Model assumptions, when it comes to machine learning validation, are most frequently addressed by looking at the selection, optimization, and tuning of the model’s hyperparameters. Validators must determine whether the selection/identification process undertaken by the modeler (be it grid search, random search, Bayesian Optimization, or another method—see this blog post for a concise summary of these) is conceptually sound.
Machine learning models are no more immune to overfitting and underfitting (the bias-variance dilemma) than are conventionally developed predictive models. An overfitted model may perform well on the in-sample data, but predict poorly on the out-of-sample data. Complex nonparametric and nonlinear methods used in machine learning algorithms combined with high computing power are likely to contribute to an overfitted machine learning model. An underfitted model, on the other hand, performs poorly in general, mainly due to an overly simplified model algorithm that does a poor job at interpreting the information contained within data.
Cross-validation is a popular technique for detecting and preventing the fitting or “generalization capability” issues in machine learning. In K-Fold cross-validation, the training data is partitioned into K subsets. The model is trained on all training data except the Kth subset, and the Kth subset is used to validate the performance. The model’s generalization capability is low if the accuracy ratios are consistently low (underfitted) or higher on the training set but lower on the validation set (overfitted). Conventional models, such as regression analysis, can be used to benchmark performance.
Outcomes analysis enables validators to verify the appropriateness of the model’s performance measure methods. Performance measures (or “scoring methods”) are typically specialized to the algorithm type, such as classification and clustering. Validators can try different scoring methods to test and understand the model’s performance. Sensitivity analyses can be performed on the algorithms, hyperparameters, and seed parameters.

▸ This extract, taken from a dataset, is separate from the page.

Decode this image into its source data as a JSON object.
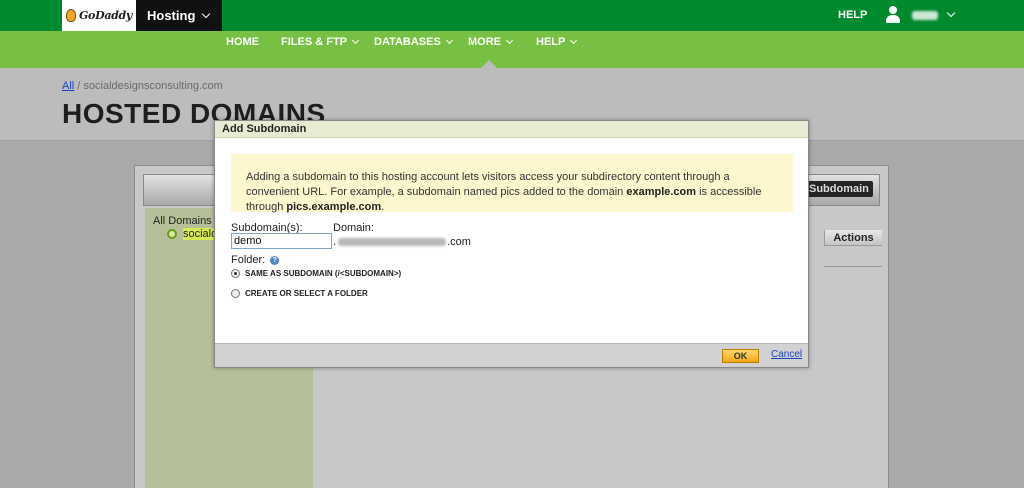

Since there is no right or wrong answer, validators should focus on the dispersion of the sensitivity results.
Many statistical tactics commonly used to validate conventional models apply equally well to machine learning models. One notable omission is the ability to precisely replicate the model’s outputs. Unlike with an OLS or ARIMA model, for which a validator can reasonably expect to be able to match the model’s coefficients exactly if given the same data, machine learning models can be tested only indirectly—by testing the conceptual soundness of the selected features and assumptions (hyperparameters) and by evaluating the process and outputs. Applying model validation tactics specially tailored to machine learning models allows financial institutions to deploy these powerful tools with greater confidence by demonstrating that they are of sound conceptual design and perform as expected.